However that needs an install of OS packages if I include it as dependency if I’m correct?

I would like to keep the main Similarity module as clean as it is now, for others to learn how this all works, just so somebody can try out this use case, evaluate his own business benefits, then figure out how to scale it on his own.

I had to calculate with ~5 million records in prod, and if I would have to redo it, I would move it to the db for sure. Why load all that data in memory?

What you think?

Also you can use for accelerating a flow lib or stream.

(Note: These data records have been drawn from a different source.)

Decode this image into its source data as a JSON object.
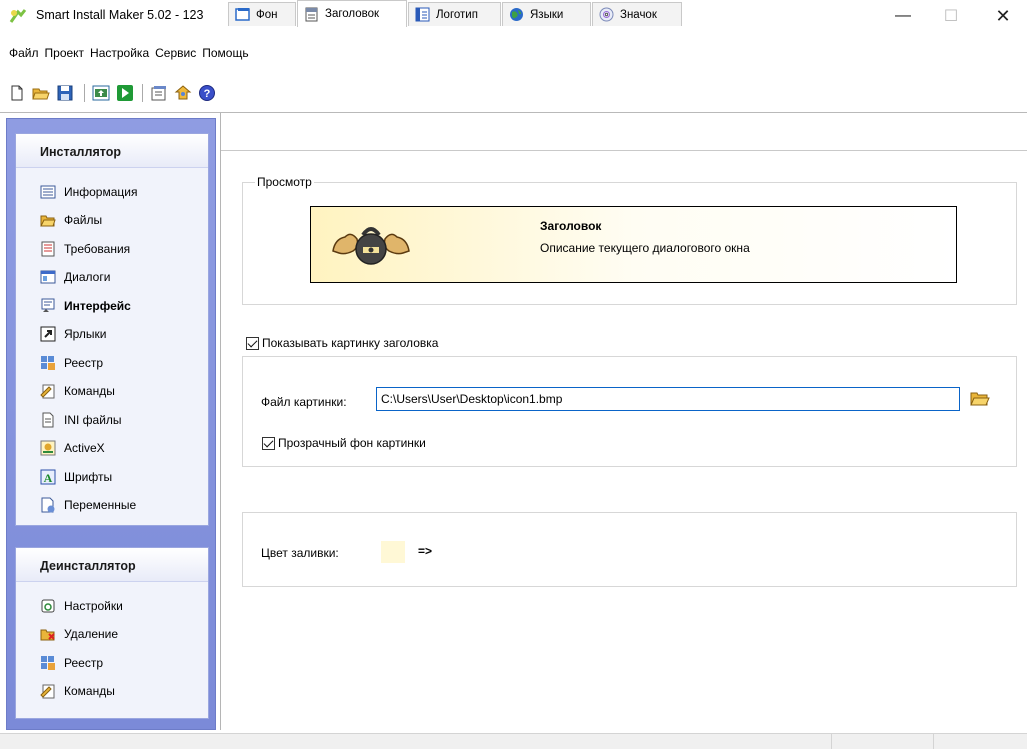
{
  "window": {
    "title": "Smart Install Maker 5.02 - 123",
    "minimize": "—",
    "maximize": "☐",
    "close": "✕"
  },
  "menu": [
    "Файл",
    "Проект",
    "Настройка",
    "Сервис",
    "Помощь"
  ],
  "toolbar": {
    "icons": [
      "new-file-icon",
      "open-folder-icon",
      "save-icon",
      "compile-icon",
      "run-icon",
      "settings-icon",
      "plugin-icon",
      "help-icon"
    ]
  },
  "sidebar": {
    "installer_title": "Инсталлятор",
    "installer_items": [
      {
        "label": "Информация",
        "icon": "info-list-icon"
      },
      {
        "label": "Файлы",
        "icon": "folder-files-icon"
      },
      {
        "label": "Требования",
        "icon": "requirements-icon"
      },
      {
        "label": "Диалоги",
        "icon": "dialogs-icon"
      },
      {
        "label": "Интерфейс",
        "icon": "interface-icon"
      },
      {
        "label": "Ярлыки",
        "icon": "shortcut-icon"
      },
      {
        "label": "Реестр",
        "icon": "registry-icon"
      },
      {
        "label": "Команды",
        "icon": "commands-icon"
      },
      {
        "label": "INI файлы",
        "icon": "ini-file-icon"
      },
      {
        "label": "ActiveX",
        "icon": "activex-icon"
      },
      {
        "label": "Шрифты",
        "icon": "fonts-icon"
      },
      {
        "label": "Переменные",
        "icon": "variables-icon"
      }
    ],
    "active_item": "Интерфейс",
    "uninstaller_title": "Деинсталлятор",
    "uninstaller_items": [
      {
        "label": "Настройки",
        "icon": "uninstall-settings-icon"
      },
      {
        "label": "Удаление",
        "icon": "delete-icon"
      },
      {
        "label": "Реестр",
        "icon": "registry-icon"
      },
      {
        "label": "Команды",
        "icon": "commands-icon"
      }
    ]
  },
  "tabs": [
    {
      "label": "Фон",
      "icon": "background-icon"
    },
    {
      "label": "Заголовок",
      "icon": "header-icon"
    },
    {
      "label": "Логотип",
      "icon": "logo-icon"
    },
    {
      "label": "Языки",
      "icon": "globe-icon"
    },
    {
      "label": "Значок",
      "icon": "cd-icon"
    }
  ],
  "active_tab": "Заголовок",
  "preview": {
    "legend": "Просмотр",
    "title": "Заголовок",
    "description": "Описание текущего диалогового окна"
  },
  "show_header_image": {
    "label": "Показывать картинку заголовка",
    "checked": true
  },
  "image_file": {
    "label": "Файл картинки:",
    "value": "C:\\Users\\User\\Desktop\\icon1.bmp"
  },
  "transparent_bg": {
    "label": "Прозрачный фон картинки",
    "checked": true
  },
  "fill_color": {
    "label": "Цвет заливки:",
    "arrow": "=>",
    "color": "#fff8d6"
  }
}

For example:

  def dot_product(list_a, list_b) when length(list_a) == length(list_b) do
    [list_a, list_b]
    |> Stream.zip()
    |> Stream.map(fn {x, y} -> x * y end)
    |> Enum.sum()
  end

  def magnitude(list) do
    list
    |> dot_product(list)
    |> :math.sqrt()
  end

and compare via Benchee which solution is better…

You can pass a configuration option to compile without BLAS and using C fallbacks.

It makes sense to keep it simple if you’re going for a example code. Unfortunately making the code use either probably would complicate it a lot.

I had to calculate with ~5 million records in prod, and if I would have to redo it, I would move it to the db for sure. Why load all that data in memory?

Oh true, guess that depends on whether you can peg the DB with that much load. With Elixir you could use rate limiters and spin it up on a temporary server.